LONDON.- Anish Kapoors Untitled 2012 is one of the star lots at
Bonhams Postwar and Contemporary sale on July 1. Estimated at £400,000-600,000, the monumental convex disc is one of his signature mirrored works, with the stainless steel coated in a thin layer of magenta lacquer.
Reflecting whatever stands before it, Untitled 2012 distorts, mutates and twists the world around it, the shapes that it holds moving and turning as the viewer approaches or retreats. As a pure concave surface, the work also picks up sound from all over the room and bounces it out from the centre, and producing an echo.
Kapoors instantly recognizable, circular mirrored works have made the London-based artist a household name. Untitled 2012 is the climax of years of experimentation: the idea may be simple, but the execution is long, complicated and precise, and the results are complex and astounding.
In a 2011 interview, Kapoor said, The mirroredness, in the right conditions, does something to dematerialise the object... they have to be made very well, and it has taken me too many years to make them well enough. To produce the right effect, the steel must be polished perfectly smooth, so that when staring in to the reflection, you cannot tell where the surface begins.
Francesca Gavin writes in Bonhams Magazine: He is an artist whose work creates a sense of psychological disruption and the illusion of everlasting depth. Kapoor has made this mutable material truly his own.
The artist's monumental public work Sky Mirror 2001 was ten years in the making from drawing board to completion. An even larger ten-metre version has since toured the world, being exhibited in the Rockefeller Centre, New York, the Hermitage museum in St Petersburg and Kensington Gardens, London.
Kapoors largest project to date was unveiled in the gardens of Versailles earlier this month, a series of monumental sculptures in the grounds including Sky Mirror alongside Dirty Corner, which attracted attention after being defaced by French royalists.
Anselm Kiefer, the subject of a solo show at the Royal Academy last year, is also represented in the sale.
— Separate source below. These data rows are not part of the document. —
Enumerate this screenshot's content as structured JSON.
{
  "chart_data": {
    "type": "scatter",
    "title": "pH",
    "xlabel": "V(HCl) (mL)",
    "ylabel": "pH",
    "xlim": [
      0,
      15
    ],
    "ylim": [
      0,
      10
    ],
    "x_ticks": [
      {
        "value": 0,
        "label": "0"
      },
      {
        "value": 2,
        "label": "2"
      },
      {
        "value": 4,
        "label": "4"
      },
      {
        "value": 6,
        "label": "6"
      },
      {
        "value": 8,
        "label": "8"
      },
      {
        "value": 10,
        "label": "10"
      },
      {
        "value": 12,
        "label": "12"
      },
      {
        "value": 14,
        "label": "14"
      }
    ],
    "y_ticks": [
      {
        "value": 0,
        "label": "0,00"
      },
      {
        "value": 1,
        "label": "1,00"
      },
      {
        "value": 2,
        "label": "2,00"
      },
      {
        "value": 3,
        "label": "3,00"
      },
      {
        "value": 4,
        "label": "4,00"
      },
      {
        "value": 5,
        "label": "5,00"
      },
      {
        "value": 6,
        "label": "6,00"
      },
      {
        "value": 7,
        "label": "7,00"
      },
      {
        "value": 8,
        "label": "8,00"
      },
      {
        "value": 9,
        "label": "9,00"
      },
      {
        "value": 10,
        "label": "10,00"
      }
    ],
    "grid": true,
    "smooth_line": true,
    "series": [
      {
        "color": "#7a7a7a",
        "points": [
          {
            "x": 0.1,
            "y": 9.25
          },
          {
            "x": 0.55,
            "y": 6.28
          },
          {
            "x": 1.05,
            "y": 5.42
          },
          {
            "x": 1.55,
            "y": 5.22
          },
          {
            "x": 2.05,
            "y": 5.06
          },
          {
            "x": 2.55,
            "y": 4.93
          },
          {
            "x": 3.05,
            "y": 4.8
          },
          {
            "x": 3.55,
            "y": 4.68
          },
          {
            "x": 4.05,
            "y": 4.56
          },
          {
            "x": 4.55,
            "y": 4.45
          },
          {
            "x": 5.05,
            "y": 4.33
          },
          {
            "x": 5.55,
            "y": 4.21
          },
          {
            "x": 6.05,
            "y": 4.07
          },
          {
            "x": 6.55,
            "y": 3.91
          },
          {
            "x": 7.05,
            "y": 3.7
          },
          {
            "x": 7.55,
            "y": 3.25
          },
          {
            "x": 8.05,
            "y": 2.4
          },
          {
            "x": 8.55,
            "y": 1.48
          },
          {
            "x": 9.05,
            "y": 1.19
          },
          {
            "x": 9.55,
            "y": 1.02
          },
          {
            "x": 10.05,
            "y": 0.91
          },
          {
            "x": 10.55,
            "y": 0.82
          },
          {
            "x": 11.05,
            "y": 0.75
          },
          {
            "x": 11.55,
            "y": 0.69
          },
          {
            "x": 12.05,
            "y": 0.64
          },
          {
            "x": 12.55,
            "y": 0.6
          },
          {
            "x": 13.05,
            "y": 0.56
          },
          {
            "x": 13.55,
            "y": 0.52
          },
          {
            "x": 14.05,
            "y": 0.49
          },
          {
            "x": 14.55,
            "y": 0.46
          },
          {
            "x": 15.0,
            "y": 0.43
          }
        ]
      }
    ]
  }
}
Estimated at £250,000-350,000, his Maria durch den Dornwald ging from 2005 was recently featured in two German exhibitions. The title of the work, the translation of which is Mary went through the forest of thorns, is an allusion to a German folk song. Kiefer, who often refers to German culture and history, uses dried flowers, earth and ash to reflect the lyrics themes of spiritual immortality in the face of death. He compares his use of media to alchemy, transforming object into subject.
Also in the sale are Andy Warhols 1982 Dollar Sign (estimated at £400,000-600,000), and Banksys Keep it Real (estimated at £40,000-60,000). The sale is currently on view at Bonhams New Bond Street.